Variations in the vulvar temperature of sows during proestrus and estrus as determined by infrared thermography and its relation to ovulation

The prediction of ovulation time is one of the most important and yet difficult processes in pig production, and it has a considerable impact on the fertility of the herd and litter size. The objective of this study was to assess the vulvar skin temperature of sows during proestrus and estrus using infrared thermography and to establish a possible relationship between the variations in vulvar temperature and ovulation.

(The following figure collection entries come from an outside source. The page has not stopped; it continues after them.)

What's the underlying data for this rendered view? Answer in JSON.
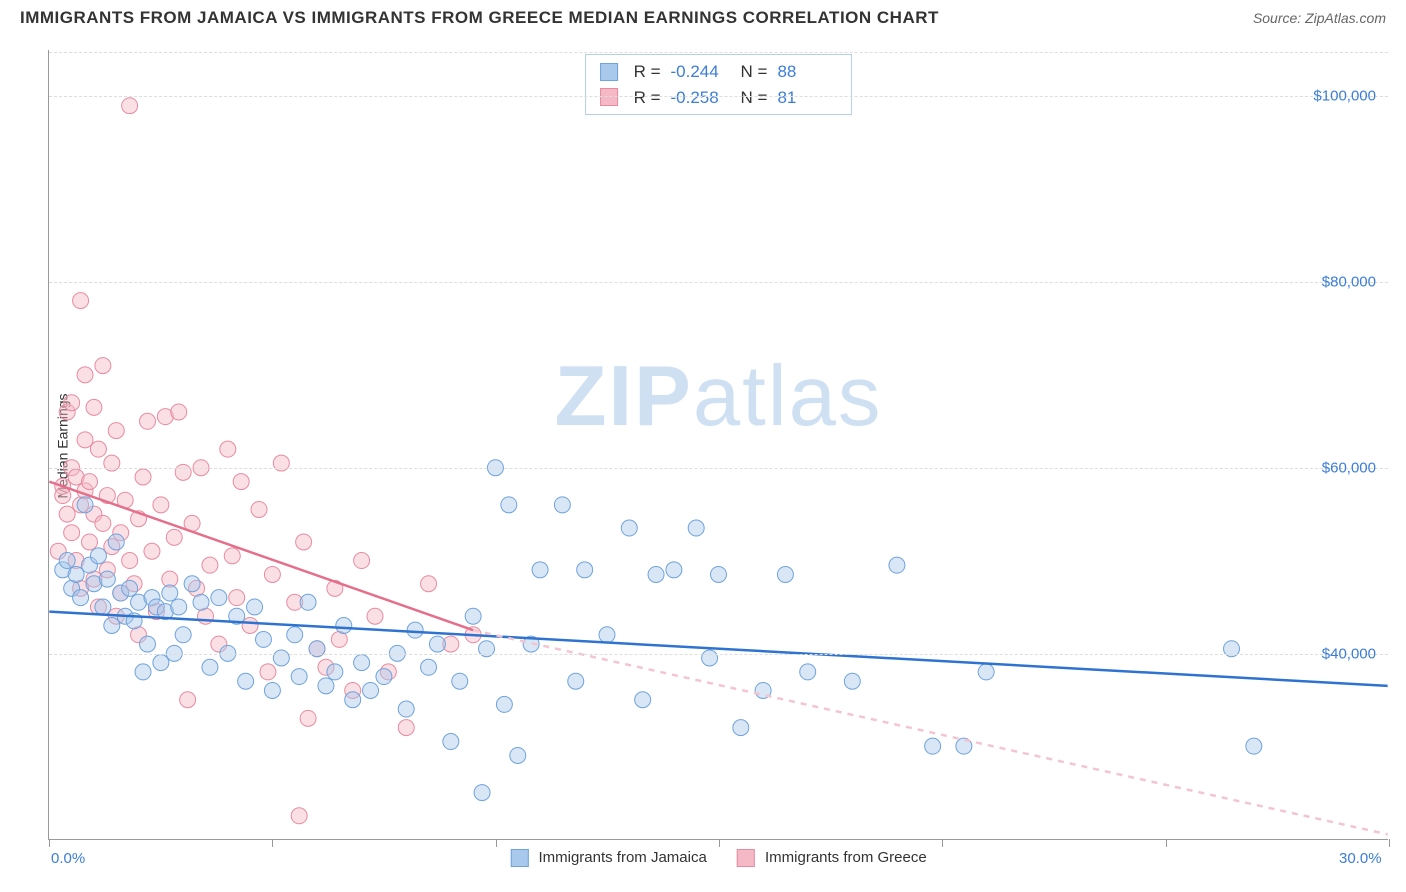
{
  "title": "IMMIGRANTS FROM JAMAICA VS IMMIGRANTS FROM GREECE MEDIAN EARNINGS CORRELATION CHART",
  "source": "Source: ZipAtlas.com",
  "y_axis_label": "Median Earnings",
  "watermark_a": "ZIP",
  "watermark_b": "atlas",
  "chart": {
    "type": "scatter",
    "xlim": [
      0,
      30
    ],
    "ylim": [
      20000,
      105000
    ],
    "x_ticks": [
      0,
      5,
      10,
      15,
      20,
      25,
      30
    ],
    "x_labels_shown": {
      "0": "0.0%",
      "30": "30.0%"
    },
    "y_ticks": [
      40000,
      60000,
      80000,
      100000
    ],
    "y_labels": {
      "40000": "$40,000",
      "60000": "$60,000",
      "80000": "$80,000",
      "100000": "$100,000"
    },
    "grid_color": "#dddddd",
    "axis_color": "#999999",
    "tick_label_color": "#3b7dd8",
    "background_color": "#ffffff",
    "marker_radius": 8,
    "marker_opacity": 0.45,
    "line_width": 2.5,
    "dashed_extrapolation": true
  },
  "series": {
    "jamaica": {
      "label": "Immigrants from Jamaica",
      "fill_color": "#a8c8ec",
      "stroke_color": "#6fa3db",
      "line_color": "#2f73d0",
      "regression": {
        "x1": 0,
        "y1": 44500,
        "x2": 30,
        "y2": 36500
      },
      "stats": {
        "R_label": "R =",
        "R": "-0.244",
        "N_label": "N =",
        "N": "88"
      },
      "points": [
        [
          0.3,
          49000
        ],
        [
          0.4,
          50000
        ],
        [
          0.5,
          47000
        ],
        [
          0.6,
          48500
        ],
        [
          0.7,
          46000
        ],
        [
          0.8,
          56000
        ],
        [
          0.9,
          49500
        ],
        [
          1.0,
          47500
        ],
        [
          1.1,
          50500
        ],
        [
          1.2,
          45000
        ],
        [
          1.3,
          48000
        ],
        [
          1.4,
          43000
        ],
        [
          1.5,
          52000
        ],
        [
          1.6,
          46500
        ],
        [
          1.7,
          44000
        ],
        [
          1.8,
          47000
        ],
        [
          1.9,
          43500
        ],
        [
          2.0,
          45500
        ],
        [
          2.1,
          38000
        ],
        [
          2.2,
          41000
        ],
        [
          2.3,
          46000
        ],
        [
          2.4,
          45000
        ],
        [
          2.5,
          39000
        ],
        [
          2.6,
          44500
        ],
        [
          2.7,
          46500
        ],
        [
          2.8,
          40000
        ],
        [
          2.9,
          45000
        ],
        [
          3.0,
          42000
        ],
        [
          3.2,
          47500
        ],
        [
          3.4,
          45500
        ],
        [
          3.6,
          38500
        ],
        [
          3.8,
          46000
        ],
        [
          4.0,
          40000
        ],
        [
          4.2,
          44000
        ],
        [
          4.4,
          37000
        ],
        [
          4.6,
          45000
        ],
        [
          4.8,
          41500
        ],
        [
          5.0,
          36000
        ],
        [
          5.2,
          39500
        ],
        [
          5.5,
          42000
        ],
        [
          5.6,
          37500
        ],
        [
          5.8,
          45500
        ],
        [
          6.0,
          40500
        ],
        [
          6.2,
          36500
        ],
        [
          6.4,
          38000
        ],
        [
          6.6,
          43000
        ],
        [
          6.8,
          35000
        ],
        [
          7.0,
          39000
        ],
        [
          7.2,
          36000
        ],
        [
          7.5,
          37500
        ],
        [
          7.8,
          40000
        ],
        [
          8.0,
          34000
        ],
        [
          8.2,
          42500
        ],
        [
          8.5,
          38500
        ],
        [
          8.7,
          41000
        ],
        [
          9.0,
          30500
        ],
        [
          9.2,
          37000
        ],
        [
          9.5,
          44000
        ],
        [
          9.7,
          25000
        ],
        [
          9.8,
          40500
        ],
        [
          10.0,
          60000
        ],
        [
          10.2,
          34500
        ],
        [
          10.3,
          56000
        ],
        [
          10.5,
          29000
        ],
        [
          10.8,
          41000
        ],
        [
          11.0,
          49000
        ],
        [
          11.5,
          56000
        ],
        [
          11.8,
          37000
        ],
        [
          12.0,
          49000
        ],
        [
          12.5,
          42000
        ],
        [
          13.0,
          53500
        ],
        [
          13.3,
          35000
        ],
        [
          13.6,
          48500
        ],
        [
          14.0,
          49000
        ],
        [
          14.5,
          53500
        ],
        [
          14.8,
          39500
        ],
        [
          15.0,
          48500
        ],
        [
          15.5,
          32000
        ],
        [
          16.0,
          36000
        ],
        [
          16.5,
          48500
        ],
        [
          17.0,
          38000
        ],
        [
          18.0,
          37000
        ],
        [
          19.0,
          49500
        ],
        [
          19.8,
          30000
        ],
        [
          20.5,
          30000
        ],
        [
          21.0,
          38000
        ],
        [
          26.5,
          40500
        ],
        [
          27.0,
          30000
        ]
      ]
    },
    "greece": {
      "label": "Immigrants from Greece",
      "fill_color": "#f5b8c5",
      "stroke_color": "#e88ba0",
      "line_color": "#e56f8b",
      "regression": {
        "x1": 0,
        "y1": 58500,
        "x2": 9.5,
        "y2": 42500
      },
      "extrapolation": {
        "x1": 9.5,
        "y1": 42500,
        "x2": 30,
        "y2": 8000
      },
      "stats": {
        "R_label": "R =",
        "R": "-0.258",
        "N_label": "N =",
        "N": "81"
      },
      "points": [
        [
          0.2,
          51000
        ],
        [
          0.3,
          58000
        ],
        [
          0.3,
          57000
        ],
        [
          0.4,
          66000
        ],
        [
          0.4,
          55000
        ],
        [
          0.5,
          67000
        ],
        [
          0.5,
          60000
        ],
        [
          0.5,
          53000
        ],
        [
          0.6,
          59000
        ],
        [
          0.6,
          50000
        ],
        [
          0.7,
          78000
        ],
        [
          0.7,
          56000
        ],
        [
          0.7,
          47000
        ],
        [
          0.8,
          63000
        ],
        [
          0.8,
          57500
        ],
        [
          0.8,
          70000
        ],
        [
          0.9,
          52000
        ],
        [
          0.9,
          58500
        ],
        [
          1.0,
          66500
        ],
        [
          1.0,
          55000
        ],
        [
          1.0,
          48000
        ],
        [
          1.1,
          62000
        ],
        [
          1.1,
          45000
        ],
        [
          1.2,
          71000
        ],
        [
          1.2,
          54000
        ],
        [
          1.3,
          49000
        ],
        [
          1.3,
          57000
        ],
        [
          1.4,
          51500
        ],
        [
          1.4,
          60500
        ],
        [
          1.5,
          44000
        ],
        [
          1.5,
          64000
        ],
        [
          1.6,
          46500
        ],
        [
          1.6,
          53000
        ],
        [
          1.7,
          56500
        ],
        [
          1.8,
          50000
        ],
        [
          1.8,
          99000
        ],
        [
          1.9,
          47500
        ],
        [
          2.0,
          54500
        ],
        [
          2.0,
          42000
        ],
        [
          2.1,
          59000
        ],
        [
          2.2,
          65000
        ],
        [
          2.3,
          51000
        ],
        [
          2.4,
          44500
        ],
        [
          2.5,
          56000
        ],
        [
          2.6,
          65500
        ],
        [
          2.7,
          48000
        ],
        [
          2.8,
          52500
        ],
        [
          2.9,
          66000
        ],
        [
          3.0,
          59500
        ],
        [
          3.1,
          35000
        ],
        [
          3.2,
          54000
        ],
        [
          3.3,
          47000
        ],
        [
          3.4,
          60000
        ],
        [
          3.5,
          44000
        ],
        [
          3.6,
          49500
        ],
        [
          3.8,
          41000
        ],
        [
          4.0,
          62000
        ],
        [
          4.1,
          50500
        ],
        [
          4.2,
          46000
        ],
        [
          4.3,
          58500
        ],
        [
          4.5,
          43000
        ],
        [
          4.7,
          55500
        ],
        [
          4.9,
          38000
        ],
        [
          5.0,
          48500
        ],
        [
          5.2,
          60500
        ],
        [
          5.5,
          45500
        ],
        [
          5.6,
          22500
        ],
        [
          5.7,
          52000
        ],
        [
          5.8,
          33000
        ],
        [
          6.0,
          40500
        ],
        [
          6.2,
          38500
        ],
        [
          6.4,
          47000
        ],
        [
          6.5,
          41500
        ],
        [
          6.8,
          36000
        ],
        [
          7.0,
          50000
        ],
        [
          7.3,
          44000
        ],
        [
          7.6,
          38000
        ],
        [
          8.0,
          32000
        ],
        [
          8.5,
          47500
        ],
        [
          9.0,
          41000
        ],
        [
          9.5,
          42000
        ]
      ]
    }
  }
}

The experimental group comprised 36 crossbred Large White × Landrace females, of which 6 were gilts and 30 were multiparous sows. Estrus was detected twice daily and the temperature was obtained every 6 hours from the vulvar area and from two control points in the gluteal area (Gluteal skin temperature [GST]). A third variable, vulvar–gluteal temperature (VGT) was obtained from the difference between the vulvar skin temperature and the GST values. The animals were divided into two subgroups: group A consisting of 11 animals with estrus detected at 6:00 AM, Day 4 postweaning, and group B comprising seven animals with estrus detected at 6:00 AM, Day 5 post-weaning. Both groups showed a similar trend in the VGT. The VGT increased during the proestrus, reaching a peak 24 hours before estrus in group A and 48 hours before estrus in group B. The VGT then decreased markedly reaching the lowest value in groups A and B, respectively, 12 and 6 hours after estrus. Although the time of ovulation was only estimated on the basis of a literature review, the matching between the temporal variations of the VGT values and the predicted time of the peak of estradiol secretion that ultimately leads to the ovulation processes suggests that the VGT values represent a potential predictive marker of the ovulatory events.